For many CoffeeHousers, this will combine two things you love to hate. But few Britons have the ex-Prime Minister’s international starpower and commitment to a free-trading Europe. The French Presidency has shown that only big country, big personality leadership can make a difference on the key foreign policy issues.
But for those very reasons, it is hard to see Nicolas Sarkozy and Angela Merkel backing a Blair candidature. Both will be loath to share the limelight with a President Blair when that other President, Barack Obama, comes around for visits. Smaller countries will also worry that drawing a Council President from one of the largest EU countries will marginalise their interests.

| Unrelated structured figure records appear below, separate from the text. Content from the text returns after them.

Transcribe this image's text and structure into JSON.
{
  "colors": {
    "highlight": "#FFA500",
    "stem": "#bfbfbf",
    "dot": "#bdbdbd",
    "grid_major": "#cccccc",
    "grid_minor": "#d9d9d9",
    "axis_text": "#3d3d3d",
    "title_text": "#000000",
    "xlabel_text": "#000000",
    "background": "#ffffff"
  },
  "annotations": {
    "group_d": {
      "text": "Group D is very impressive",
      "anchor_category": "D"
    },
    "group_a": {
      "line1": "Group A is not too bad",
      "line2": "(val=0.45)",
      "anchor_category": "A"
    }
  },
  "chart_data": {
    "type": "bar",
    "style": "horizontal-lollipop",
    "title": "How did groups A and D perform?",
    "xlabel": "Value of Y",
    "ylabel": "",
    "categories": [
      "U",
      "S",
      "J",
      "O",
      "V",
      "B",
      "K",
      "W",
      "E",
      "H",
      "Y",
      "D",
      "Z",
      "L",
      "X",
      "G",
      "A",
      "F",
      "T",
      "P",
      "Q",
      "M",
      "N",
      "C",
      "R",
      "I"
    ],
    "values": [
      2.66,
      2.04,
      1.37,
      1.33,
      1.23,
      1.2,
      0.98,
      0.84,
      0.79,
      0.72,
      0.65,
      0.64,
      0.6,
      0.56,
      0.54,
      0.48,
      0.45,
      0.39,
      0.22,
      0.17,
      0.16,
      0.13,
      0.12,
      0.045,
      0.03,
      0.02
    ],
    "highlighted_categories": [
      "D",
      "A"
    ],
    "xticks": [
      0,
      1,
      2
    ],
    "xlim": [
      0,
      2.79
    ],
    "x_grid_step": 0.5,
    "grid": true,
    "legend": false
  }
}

Then there is the Iraq War. Though it may today seem like yesterday’s war, many Europeans still have not forgiven Blair for backing the Bush administration. With a post-Azores generation of European leaders in place (only Silvio Berlusconi remains of the old group), few of the new players will want to be reminded of those bad old days.
Finally, the Lisbon Treaty itself is actually very unclear on what the Council President will do. When I asked Jean-Luc Dehane, who was part of the team that drafted the now-dead EU Constitution, which formed the basis of the Lisbon Treaty, he dismissed the importance of the post altogether. “Just a chairman”, he said. That does not sound like a job Blair would even want.
Many other issues also remain unresolved. For example the role of the rotating EU Presidency? Next year, when the Spanish take the baton from the Swedes, what would be the respective roles of Jose Zapatero, the Spanish leader, and, say, Tony Blair. With a new EU “foreign minister” to be chosen as well who will represent the EU externally?
For all these reasons, my money is still on Spanish Socialist ex-Prime Minster Felipe Gonzalez rather than Tony Blair.